The SSAC provides its advice on name collision analysis based on the NCAP Study Two report. The SSAC fully endorses the findings and recommendations presented in the report and recommends the ICANN Board adopt and implement these recommendations. The SSAC supports the centralized and coordinated approach proposed by Study Two.

This approach is essential for implementing effective measures to mitigate the two data-access-related risks associated with name collisions:

• Delegation Risk: Privacy and risks to users and end systems from name collisions associated with the delegation of a TLD.
• Assessment Risk: Privacy risks associated with the execution of data collection methods in the proposed Name Collision Risk Assessment Framework.
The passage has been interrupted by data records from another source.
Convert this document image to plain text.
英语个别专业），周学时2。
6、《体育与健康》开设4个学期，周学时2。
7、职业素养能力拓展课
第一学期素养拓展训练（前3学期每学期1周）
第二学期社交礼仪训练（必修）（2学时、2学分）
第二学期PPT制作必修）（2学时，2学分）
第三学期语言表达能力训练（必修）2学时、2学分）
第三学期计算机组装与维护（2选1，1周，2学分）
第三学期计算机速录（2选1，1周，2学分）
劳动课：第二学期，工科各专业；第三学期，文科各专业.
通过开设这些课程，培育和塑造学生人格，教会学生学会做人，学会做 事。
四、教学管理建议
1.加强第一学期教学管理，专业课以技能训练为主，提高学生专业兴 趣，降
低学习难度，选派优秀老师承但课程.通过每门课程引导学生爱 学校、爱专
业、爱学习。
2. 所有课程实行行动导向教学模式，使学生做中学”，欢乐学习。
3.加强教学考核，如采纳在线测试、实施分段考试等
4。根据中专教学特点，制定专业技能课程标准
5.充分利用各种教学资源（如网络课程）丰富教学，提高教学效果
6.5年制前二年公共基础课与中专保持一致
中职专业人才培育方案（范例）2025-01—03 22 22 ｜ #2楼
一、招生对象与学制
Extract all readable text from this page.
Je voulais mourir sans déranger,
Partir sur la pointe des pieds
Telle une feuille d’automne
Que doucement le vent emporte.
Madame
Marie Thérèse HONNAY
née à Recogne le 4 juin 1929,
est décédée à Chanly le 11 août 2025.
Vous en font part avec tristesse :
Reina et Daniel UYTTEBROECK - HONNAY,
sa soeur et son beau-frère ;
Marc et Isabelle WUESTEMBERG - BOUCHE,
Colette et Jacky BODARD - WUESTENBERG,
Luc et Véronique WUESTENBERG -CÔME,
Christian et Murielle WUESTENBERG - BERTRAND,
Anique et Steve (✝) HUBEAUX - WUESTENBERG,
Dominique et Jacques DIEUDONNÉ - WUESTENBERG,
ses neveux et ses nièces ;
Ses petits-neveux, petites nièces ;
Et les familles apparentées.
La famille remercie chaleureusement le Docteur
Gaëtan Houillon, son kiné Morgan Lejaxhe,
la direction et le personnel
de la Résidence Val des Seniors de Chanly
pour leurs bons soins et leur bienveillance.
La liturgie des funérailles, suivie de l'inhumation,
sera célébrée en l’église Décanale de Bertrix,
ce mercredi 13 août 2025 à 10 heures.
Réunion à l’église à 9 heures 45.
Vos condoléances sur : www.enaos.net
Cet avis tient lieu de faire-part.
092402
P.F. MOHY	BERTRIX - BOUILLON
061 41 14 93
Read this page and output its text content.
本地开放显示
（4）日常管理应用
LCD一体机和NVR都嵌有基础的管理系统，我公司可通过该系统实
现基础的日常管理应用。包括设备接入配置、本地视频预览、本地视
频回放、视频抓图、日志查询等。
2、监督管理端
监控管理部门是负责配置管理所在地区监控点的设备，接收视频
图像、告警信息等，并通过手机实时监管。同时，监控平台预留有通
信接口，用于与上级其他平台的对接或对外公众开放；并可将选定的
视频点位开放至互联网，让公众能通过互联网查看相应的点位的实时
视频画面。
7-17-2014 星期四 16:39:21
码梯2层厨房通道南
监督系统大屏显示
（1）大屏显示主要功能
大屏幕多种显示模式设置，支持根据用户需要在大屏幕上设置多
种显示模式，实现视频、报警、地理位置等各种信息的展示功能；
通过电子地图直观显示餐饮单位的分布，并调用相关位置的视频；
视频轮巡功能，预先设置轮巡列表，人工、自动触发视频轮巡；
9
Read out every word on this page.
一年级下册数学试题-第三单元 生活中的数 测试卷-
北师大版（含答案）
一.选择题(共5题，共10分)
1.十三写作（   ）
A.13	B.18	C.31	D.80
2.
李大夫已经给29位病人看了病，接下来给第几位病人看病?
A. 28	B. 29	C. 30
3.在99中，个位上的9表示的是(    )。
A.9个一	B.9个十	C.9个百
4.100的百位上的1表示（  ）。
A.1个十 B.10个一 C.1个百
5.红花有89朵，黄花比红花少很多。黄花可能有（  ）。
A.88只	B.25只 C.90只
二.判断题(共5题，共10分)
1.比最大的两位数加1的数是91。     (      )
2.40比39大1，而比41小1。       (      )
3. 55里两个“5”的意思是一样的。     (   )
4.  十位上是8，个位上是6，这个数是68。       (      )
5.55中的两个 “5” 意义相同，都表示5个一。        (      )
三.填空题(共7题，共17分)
While acknowledging ICANN org's privacy concerns around the proposed data collection methods, the SSAC offers three considerations:

• Privacy risks are inherent in managing name collision risk due to ICANN's role in coordinating gTLD allocation and assignment.
• Avoiding data collection does not resolve delegation privacy risks, but rather transfers these risks to third parties, potentially amplifying harm.
• Effective management of security, stability and resiliency risks requires a proactive approach to name collision identification and mitigation.

Based on these, the SSAC recommends prioritizing solutions that allow sufficient data collection and analysis to properly inform name collision mitigation strategies. Failing to mitigate delegation risks due to assessment risk concerns would threaten DNS security/stability and end-user privacy.

The SSAC's recommendations are:

• Adopt and implement all recommendations in NCAP Study Two.
• Prioritize finding appropriate solutions within the proposed framework that enable sufficient data collection and analysis for mitigation.
• The SSAC welcomes engagement from ICANN org and offers its expertise.

The SSAC acknowledges more work is needed on privacy aspects and looks forward to collaborating with ICANN org and privacy experts.